In true startup fashion, Perriard and Wright coded the first iteration of Cascade, which was released in February. Now they have a lead developer and are both moving toward the business side.
Cascade is hosted on Amazon's cloud infrastructure in Australia. Since Cascade handles very sensitive data, the data is encrypted using 256-bit AES (Advanced Encryption Standard). To assuage concerns with using cloud storage, Cascade consulted Israeli cryptography experts to implement partial homomorphic encryption.
Encrypted data is descrambled with a key, and management of those keys poses a great security responsibility. Cascade's implementation allows the data to be decrypted with a still-encrypted key, Wright said.
It requires a lot of CPU power, but it means a third party does not have to be trusted with the key. If Cascade was compromised, attackers would only get encrypted data and an encrypted key, which would be useless, Wright said.
The system "allows what everyone thought was impossible," Perriard said. "It allows you to have the most encrypted data at rest without a third party. So it's brilliant. You save costs, and you have the most secure data at rest."
In what may be a rarity in the startup world, Cascade actually turned down a venture capital offer of investment. They didn't even know what their company was worth, Wright said.
"I think from our perspective, we agree it was the right thing to turn it down," Wright said.
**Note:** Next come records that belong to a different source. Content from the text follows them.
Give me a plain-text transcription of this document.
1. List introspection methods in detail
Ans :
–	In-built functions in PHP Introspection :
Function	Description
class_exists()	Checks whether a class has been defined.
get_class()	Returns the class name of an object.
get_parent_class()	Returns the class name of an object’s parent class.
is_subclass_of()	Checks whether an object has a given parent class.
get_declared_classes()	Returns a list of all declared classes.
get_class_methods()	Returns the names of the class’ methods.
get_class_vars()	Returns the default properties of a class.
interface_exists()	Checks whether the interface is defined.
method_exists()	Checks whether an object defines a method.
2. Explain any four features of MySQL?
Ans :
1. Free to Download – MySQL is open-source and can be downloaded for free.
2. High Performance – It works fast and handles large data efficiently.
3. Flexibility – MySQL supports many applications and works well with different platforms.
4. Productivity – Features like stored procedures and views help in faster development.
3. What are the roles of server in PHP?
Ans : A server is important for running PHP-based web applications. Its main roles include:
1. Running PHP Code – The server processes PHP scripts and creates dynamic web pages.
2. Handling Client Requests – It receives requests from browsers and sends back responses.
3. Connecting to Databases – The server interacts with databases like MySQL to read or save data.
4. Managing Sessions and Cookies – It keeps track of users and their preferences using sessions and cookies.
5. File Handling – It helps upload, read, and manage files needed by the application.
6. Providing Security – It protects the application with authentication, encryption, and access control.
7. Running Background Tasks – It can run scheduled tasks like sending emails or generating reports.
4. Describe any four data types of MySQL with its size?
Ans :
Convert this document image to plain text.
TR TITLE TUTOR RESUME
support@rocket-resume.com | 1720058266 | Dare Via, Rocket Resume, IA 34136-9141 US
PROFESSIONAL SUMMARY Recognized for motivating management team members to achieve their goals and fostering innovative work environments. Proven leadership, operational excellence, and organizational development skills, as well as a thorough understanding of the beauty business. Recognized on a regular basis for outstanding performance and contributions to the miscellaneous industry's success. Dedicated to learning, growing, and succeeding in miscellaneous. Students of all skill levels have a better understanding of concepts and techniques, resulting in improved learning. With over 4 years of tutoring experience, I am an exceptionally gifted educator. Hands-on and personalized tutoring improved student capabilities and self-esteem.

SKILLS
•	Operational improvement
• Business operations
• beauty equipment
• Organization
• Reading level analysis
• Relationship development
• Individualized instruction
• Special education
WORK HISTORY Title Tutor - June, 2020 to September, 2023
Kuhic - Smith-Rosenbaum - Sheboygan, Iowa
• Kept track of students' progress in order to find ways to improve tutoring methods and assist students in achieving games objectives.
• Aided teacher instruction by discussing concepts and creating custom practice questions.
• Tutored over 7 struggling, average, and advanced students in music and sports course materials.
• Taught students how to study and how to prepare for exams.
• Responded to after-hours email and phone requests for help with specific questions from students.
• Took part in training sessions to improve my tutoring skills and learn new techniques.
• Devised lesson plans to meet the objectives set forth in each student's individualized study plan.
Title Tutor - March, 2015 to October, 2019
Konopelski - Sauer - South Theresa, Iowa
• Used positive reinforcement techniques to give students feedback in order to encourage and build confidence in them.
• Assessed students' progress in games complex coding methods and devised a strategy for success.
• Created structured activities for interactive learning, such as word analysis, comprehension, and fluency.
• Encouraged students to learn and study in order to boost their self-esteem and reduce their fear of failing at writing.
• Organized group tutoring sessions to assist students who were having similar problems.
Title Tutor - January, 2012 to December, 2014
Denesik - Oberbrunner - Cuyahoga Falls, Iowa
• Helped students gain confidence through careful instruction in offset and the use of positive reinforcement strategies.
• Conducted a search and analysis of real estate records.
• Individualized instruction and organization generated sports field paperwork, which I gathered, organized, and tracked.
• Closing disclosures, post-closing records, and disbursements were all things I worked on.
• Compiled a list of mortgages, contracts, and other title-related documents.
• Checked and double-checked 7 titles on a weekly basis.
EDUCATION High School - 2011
"We took the radical, opposite approach, which was literally: everything we don't know how to do, we have to learn it. Tom had to learn some graphic skills, I had to do some video editing," Perriard said. Everything that was too much of an investment to learn, we outsourced it."
That outsourcing included the drawing of meerkats, which grace their Responsis logo, and the homomorphic encryption technology, Wright said.
Aside from themselves, they just have two full-time employees. A 60-person contract team helps with support. They've also landed customers, including from UNICEF Australia and a major player in the credit card business. To allow them to continue without VC funding, Cascade charges $120 per user per year, paid one year in advance.